C’est une dimension passionnante du travail de Brian Calvin : d’un tableau à l’autre les variations sont parfois minimes, comme s‘il avait apporté à une peinture achevée quelques modifications mineures ayant des conséquences manifestes. « Pour quelqu’un dont le travail est non-représentationnel, non-figuratif, ou abstrait, ces légers ajustements paraissent très naturels. Chez Mondrian, par exemple. Mais lorsqu’on ajoute une image, ou qu’on l’emploie d’une façon qui attire l’attention, pour une raison ou une autre, le résultat est plus étrange. Il y a une étrangeté quand je procède ainsi, mais je me dis que c’est en fait ce que font aussi plein d’artistes qui ne sont pas dans la représentation » explique Calvin, qui m’avait raconté procéder, avec l’appareil photo d’un smartphone, à une documentation photographique quasi anxieuse de chaque étape d’un tableau. « À chaque étape d’un tableau, si l’on veut avancer, il faut détruire. Aujourd’hui, on peut disposer d’un nombre infini d’instantanés, ce qui me permet parfois, au fil du développement d’un tableau, de me dire “Dois-je le développer dans ce sens ? Ou dans un autre ?” » Ce faisant, Calvin explore plusieurs possibilités d’un « arbre de décision », cette représentation ramifiée des conséquences de choix multiples — comme le Bandersnatch (2018) de Black Mirror — mais en l’espèce il ne s’agit pas de donner au spectateur l’illusion de l’interactivité, mais pour l’artiste de ne pas faire d’une peinture et une seule la seule résolution possible d’un projet formel.

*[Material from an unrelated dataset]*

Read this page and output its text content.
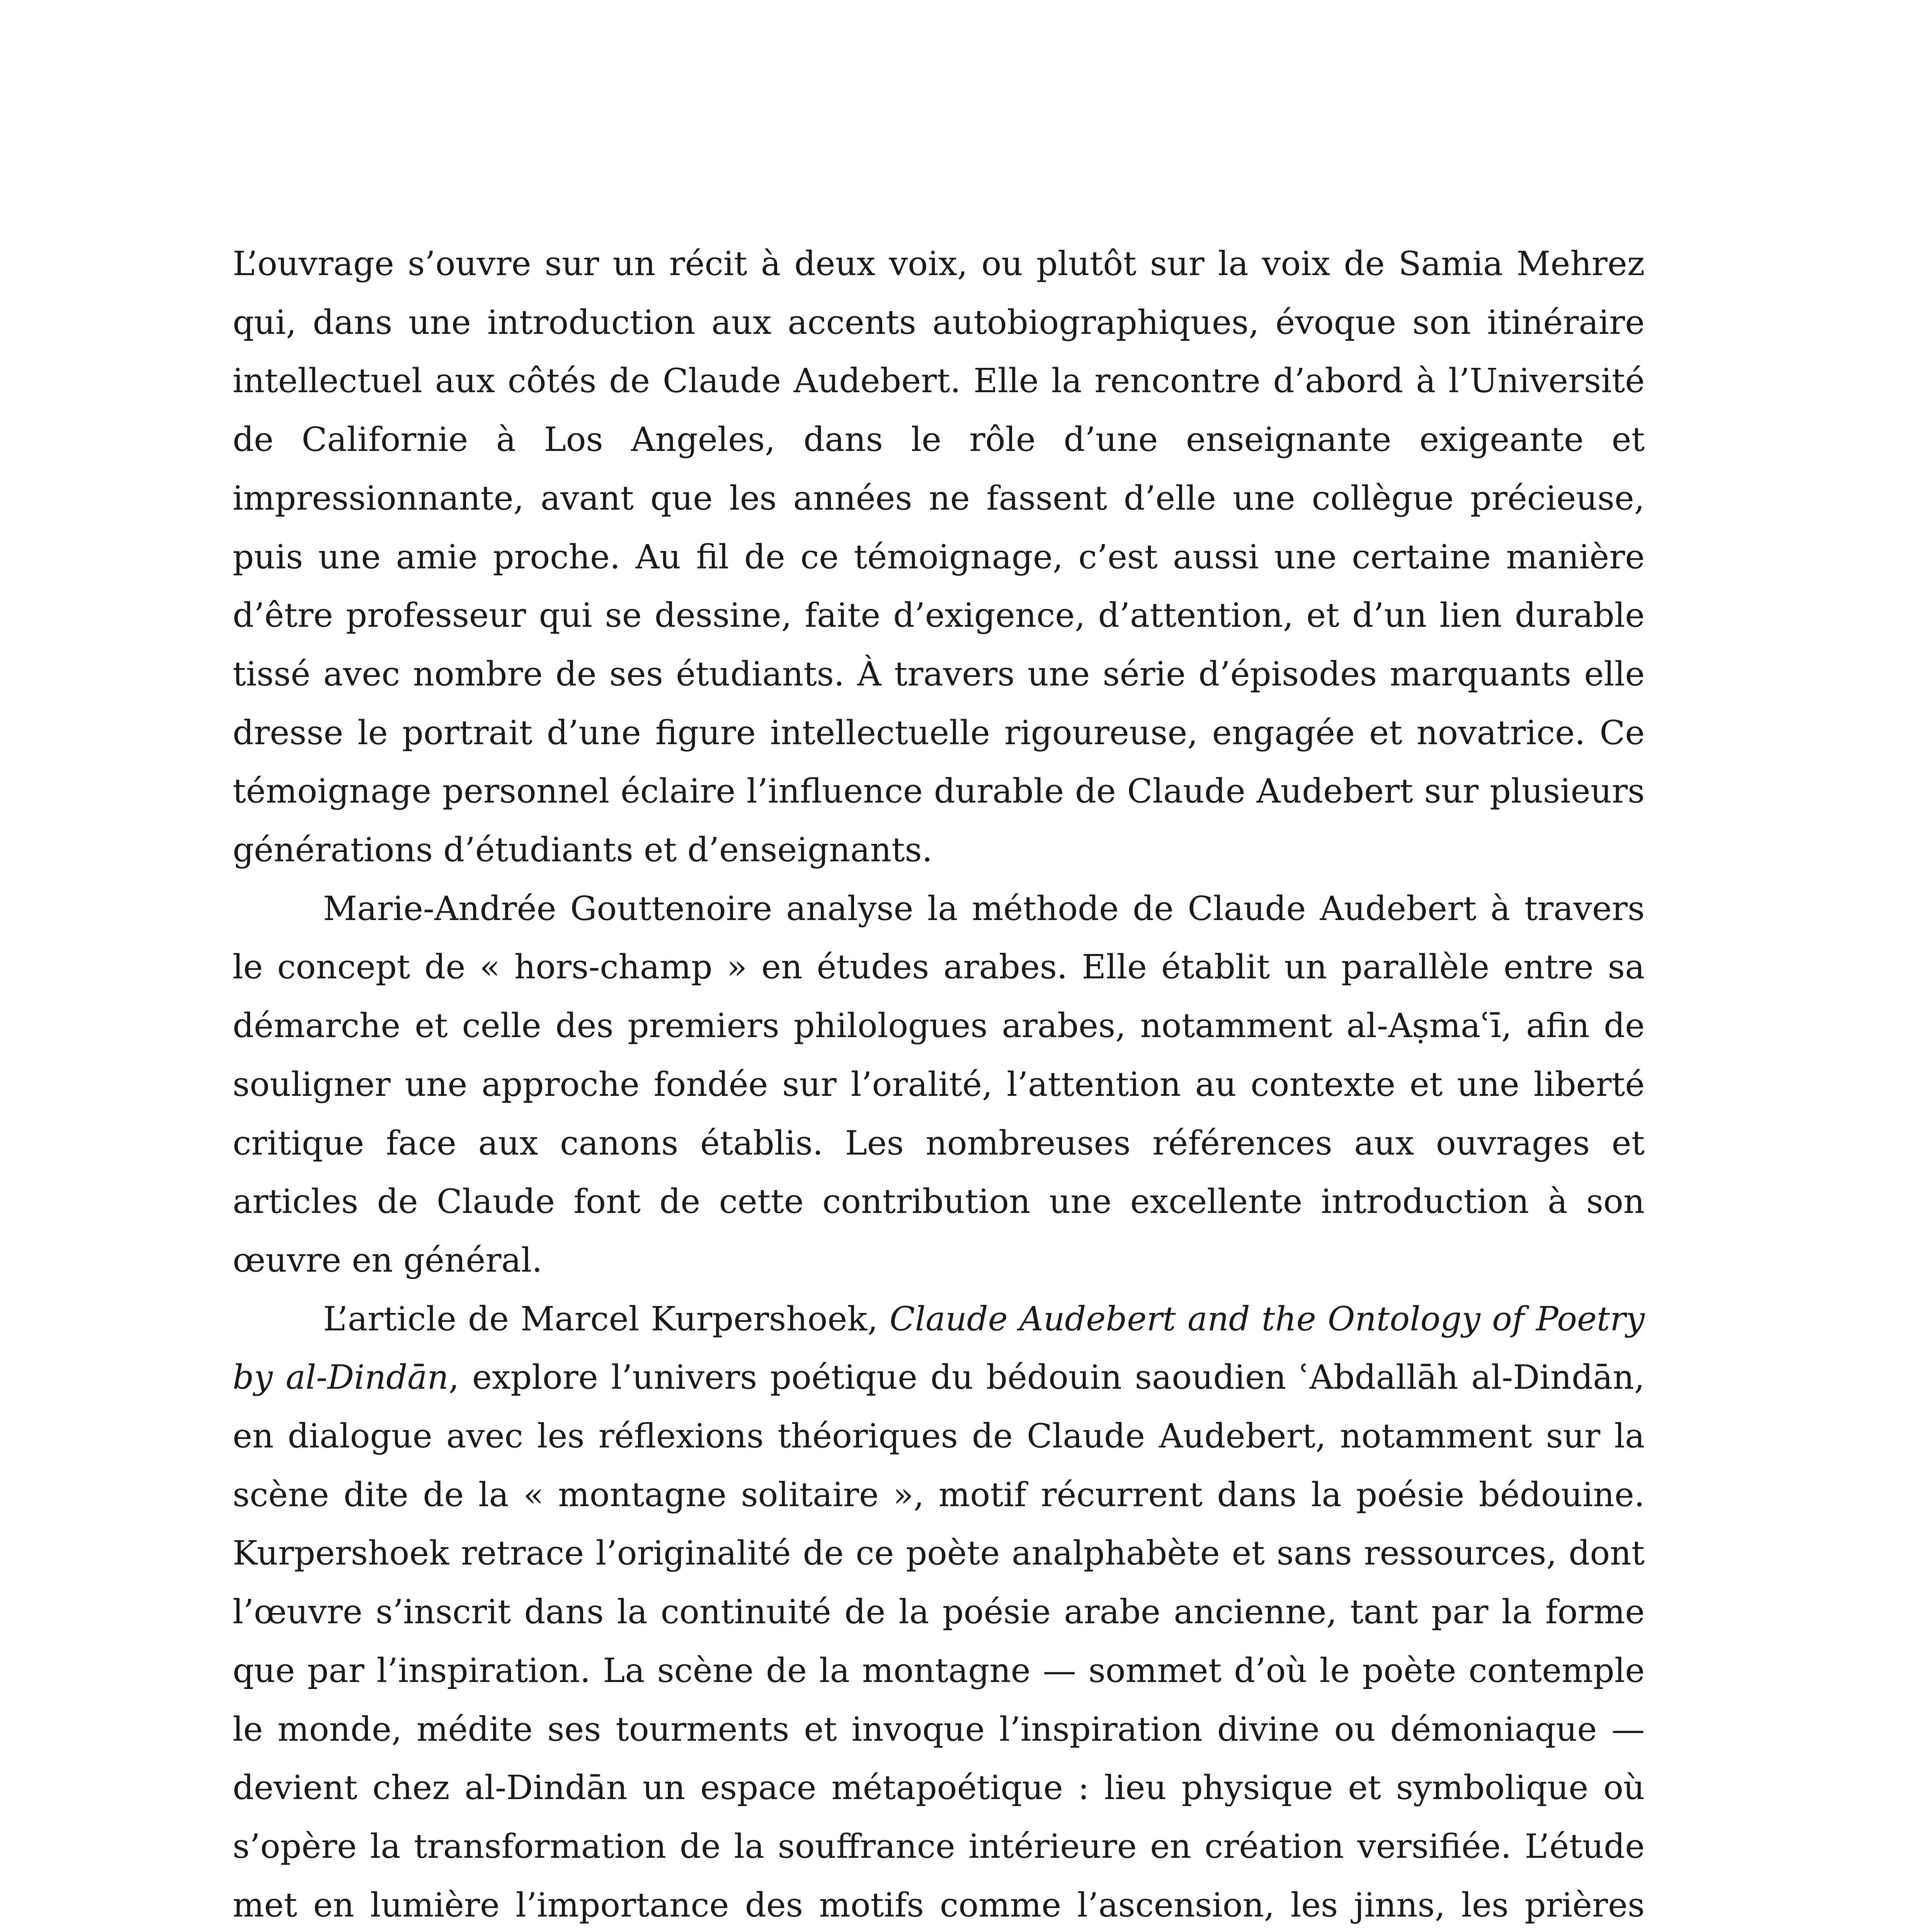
L’ouvrage s’ouvre sur un récit à deux voix, ou plutôt sur la voix de Samia Mehrez qui, dans une introduction aux accents autobiographiques, évoque son itinéraire intellectuel aux côtés de Claude Audebert. Elle la rencontre d’abord à l’Université de Californie à Los Angeles, dans le rôle d’une enseignante exigeante et impressionnante, avant que les années ne fassent d’elle une collègue précieuse, puis une amie proche. Au fil de ce témoignage, c’est aussi une certaine manière d’être professeur qui se dessine, faite d’exigence, d’attention, et d’un lien durable tissé avec nombre de ses étudiants. À travers une série d’épisodes marquants elle dresse le portrait d’une figure intellectuelle rigoureuse, engagée et novatrice. Ce témoignage personnel éclaire l’influence durable de Claude Audebert sur plusieurs générations d’étudiants et d’enseignants.

Marie-Andrée Gouttenoire analyse la méthode de Claude Audebert à travers le concept de « hors-champ » en études arabes. Elle établit un parallèle entre sa démarche et celle des premiers philologues arabes, notamment al-Aṣmaʿī, afin de souligner une approche fondée sur l’oralité, l’attention au contexte et une liberté critique face aux canons établis. Les nombreuses références aux ouvrages et articles de Claude font de cette contribution une excellente introduction à son œuvre en général.

L’article de Marcel Kurpershoek, Claude Audebert and the Ontology of Poetry by al-Dindān, explore l’univers poétique du bédouin saoudien ʿAbdallāh al-Dindān, en dialogue avec les réflexions théoriques de Claude Audebert, notamment sur la scène dite de la « montagne solitaire », motif récurrent dans la poésie bédouine. Kurpershoek retrace l’originalité de ce poète analphabète et sans ressources, dont l’œuvre s’inscrit dans la continuité de la poésie arabe ancienne, tant par la forme que par l’inspiration. La scène de la montagne — sommet d’où le poète contemple le monde, médite ses tourments et invoque l’inspiration divine ou démoniaque — devient chez al-Dindān un espace métapoétique : lieu physique et symbolique où s’opère la transformation de la souffrance intérieure en création versifiée. L’étude met en lumière l’importance des motifs comme l’ascension, les jinns, les prières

Le grand triptyque de presque cinq mètres de long — une forme qu’à ma connaissance Calvin n’avait encore jamais utilisée, et une dimension pareillement inédite à son œuvre — présenté dans l’exposition radicalise et développe la recherche d’un rythme interne à la surface du tableau : un élément essentiel à la compréhension de cette peinture qui flirte ici avec le format de la peinture abstraite américaine des années 60. Intitulé Fugue (2019), ce triptyque donne aussi son titre à l’exposition et confirme sa dimension rythmique ; une fugue est un genre musical qui exploite le principe de l’imitation et s’appuie sur un nombre constant de voix — chez Calvin, de personnages. Pour l’artiste, il s’agit aussi avec ce tableau hors normes, selon ses propres termes, de « ralentir le rythme de lecture » et l’ensemble de dessins qui complète l’exposition va probablement dans ce sens, avec d’autres moyens. Il a en effet repris depuis quelques années l’exercice du dessin qui avait contribué à structurer sa pratique artistique dans les années 90. Loin d’être des études préparatoires ou des esquisses, et bien qu’ils informent naturellement sa pratique de la peinture, ces dessins au pastel ajoutent aux ambitions de ses peintures — aujourd’hui essentiellement réalisées à l’acrylique — d’autres qualités et d’autres sources : Robert Crumb vient à l’esprit. Leur exécution plus spontanée semble permettre à Calvin de matérialiser d’autres branches encore de son « arbre de décision ».